This year, like every recent year a lot of bills are in limbo, some passed by committee and others “half-passed” by only the House or the Senate. The session ends on May 5th. There are several alternative scenarios: Few, if any, bills will be debated and passed; a moderate number will pass; many will pass on a consent calendar with no debate. As we said last year:
Naturally, we are relieved when bills with concepts we generally oppose or bills that have unintended consequences are not enacted one way or another. But we are equally disappointed when important issues and bills do not receive the attention we believe is appropriate.
Currently there are two election bills we are aware of waiting for passage in one house, both of which deserve passage, in our opinion:
H.B. 5441: AN ACT CONCERNING CERTAIN REVISIONS TO ELECTIONS RELATED STATUTES AND CONCERNING PARTICIPATION BY THE STAFF AND MEMBERS OF THE CITIZEN’S ETHICS ADVISORY BOARD IN POLITICAL CAMPAIGNS. A bill with many technical changes to the law to account for the change from lever to optical scan voting machines. There are more changes in the law needed, but it is about time this bill passed. Similar bills were proposed by the Secretary of the State for the last two years and like many bills were never passed. The Secretary recently issued a press release urging passage.
H.B. 5442: AN ACT CONCERNING ABSENTEE VOTING BY MEMBERS OF THE MILITARY AND BY CITIZENS LIVING ABROAD. This bill also has the support of Secretary Bysiewicz in a press release. We wish it had a few more details spelled out, yet support its passage, especially since it requires all votes be by paper ballot, covered by absentee ballot applications.
Here is an additional bill awaiting passage by both houses. We support the concept, but the bill needs more work, in our opinion:
S.B. 363: AN ACT CONCERNING POLLING PLACES FOR PRIMARIES. This bill would allow registrars to use less polling places for primary elections. A real cost saver when few voters are expected. A laudable goal: Reduce the number of polling places when few voters are expected in a primary election, if agreed to by all registrars. This would work well in a town like mine, Glastonbury, where practically everyone drives to the polls anyway.

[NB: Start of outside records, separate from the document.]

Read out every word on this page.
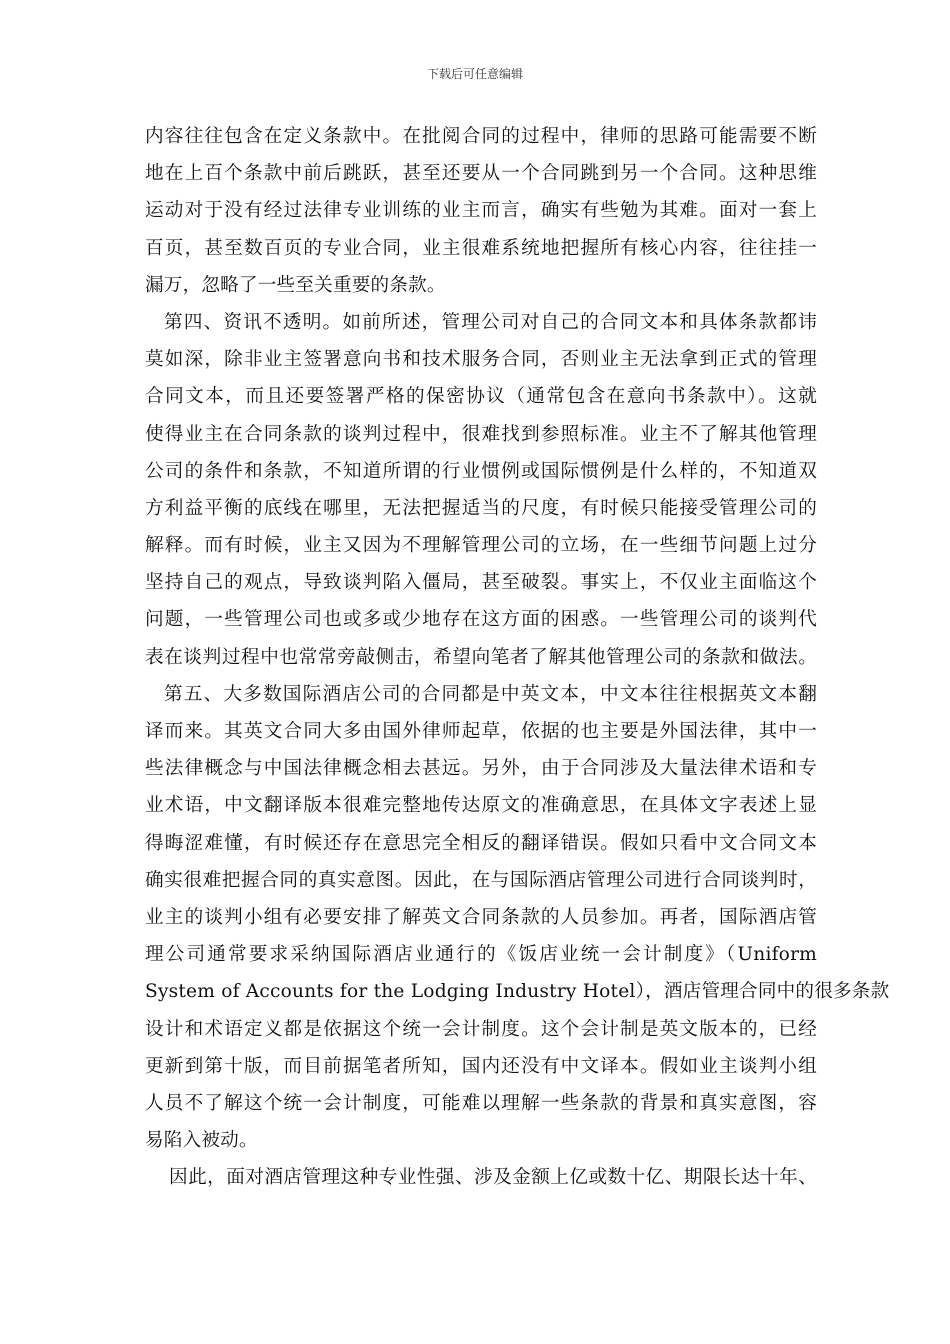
下载后可任意编辑
内容往往包含在定义条款中。在批阅合同的过程中，律师的思路可能需要不断
地在上百个条款中前后跳跃，甚至还要从一个合同跳到另一个合同。这种思维
运动对于没有经过法律专业训练的业主而言，确实有些勉为其难。面对一套上
百页，甚至数百页的专业合同，业主很难系统地把握所有核心内容，往往挂一
漏万，忽略了一些至关重要的条款。
第四、资讯不透明。如前所述，管理公司对自己的合同文本和具体条款都讳
莫如深，除非业主签署意向书和技术服务合同，否则业主无法拿到正式的管理
合同文本，而且还要签署严格的保密协议（通常包含在意向书条款中）。这就
使得业主在合同条款的谈判过程中，很难找到参照标准。业主不了解其他管理
公司的条件和条款，不知道所谓的行业惯例或国际惯例是什么样的，不知道双
方利益平衡的底线在哪里，无法把握适当的尺度，有时候只能接受管理公司的
解释。而有时候，业主又因为不理解管理公司的立场，在一些细节问题上过分
坚持自己的观点，导致谈判陷入僵局，甚至破裂。事实上，不仅业主面临这个
问题，一些管理公司也或多或少地存在这方面的困惑。一些管理公司的谈判代
表在谈判过程中也常常旁敲侧击，希望向笔者了解其他管理公司的条款和做法。
第五、大多数国际酒店公司的合同都是中英文本，中文本往往根据英文本翻
译而来。其英文合同大多由国外律师起草，依据的也主要是外国法律，其中一
些法律概念与中国法律概念相去甚远。另外，由于合同涉及大量法律术语和专
业术语，中文翻译版本很难完整地传达原文的准确意思，在具体文字表述上显
得晦涩难懂，有时候还存在意思完全相反的翻译错误。假如只看中文合同文本
确实很难把握合同的真实意图。因此，在与国际酒店管理公司进行合同谈判时，
业主的谈判小组有必要安排了解英文合同条款的人员参加。再者，国际酒店管
理公司通常要求采纳国际酒店业通行的《饭店业统一会计制度》（Uniform
System of Accounts for the Lodging Industry Hotel），酒店管理合同中的很多条款
设计和术语定义都是依据这个统一会计制度。这个会计制是英文版本的，已经
更新到第十版，而目前据笔者所知，国内还没有中文译本。假如业主谈判小组
人员不了解这个统一会计制度，可能难以理解一些条款的背景和真实意图，容
易陷入被动。
因此，面对酒店管理这种专业性强、涉及金额上亿或数十亿、期限长达十年、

But what about Bridgeport, Hartford, New Haven, and other big cities? In those cities we have between 22 and 32 polling places in elections- all with very low turn-out anyway, because people don’t have transportation. A registrar could easily justify a single polling place, but that might gerrymander the election, and why might the other party registrar object or concur?: Because it is appropriate?; to aid the gerrymandering?; for political gain?; or to just go along?
We expect a lot of our legislators. Lots of bills; too many details receiving too little debate, deliberation, and discussion; too little time in short sessions (and “”long” sessions); with a “part-time” legislature. Typically election laws, critical to democracy, are not the squeaky wheels.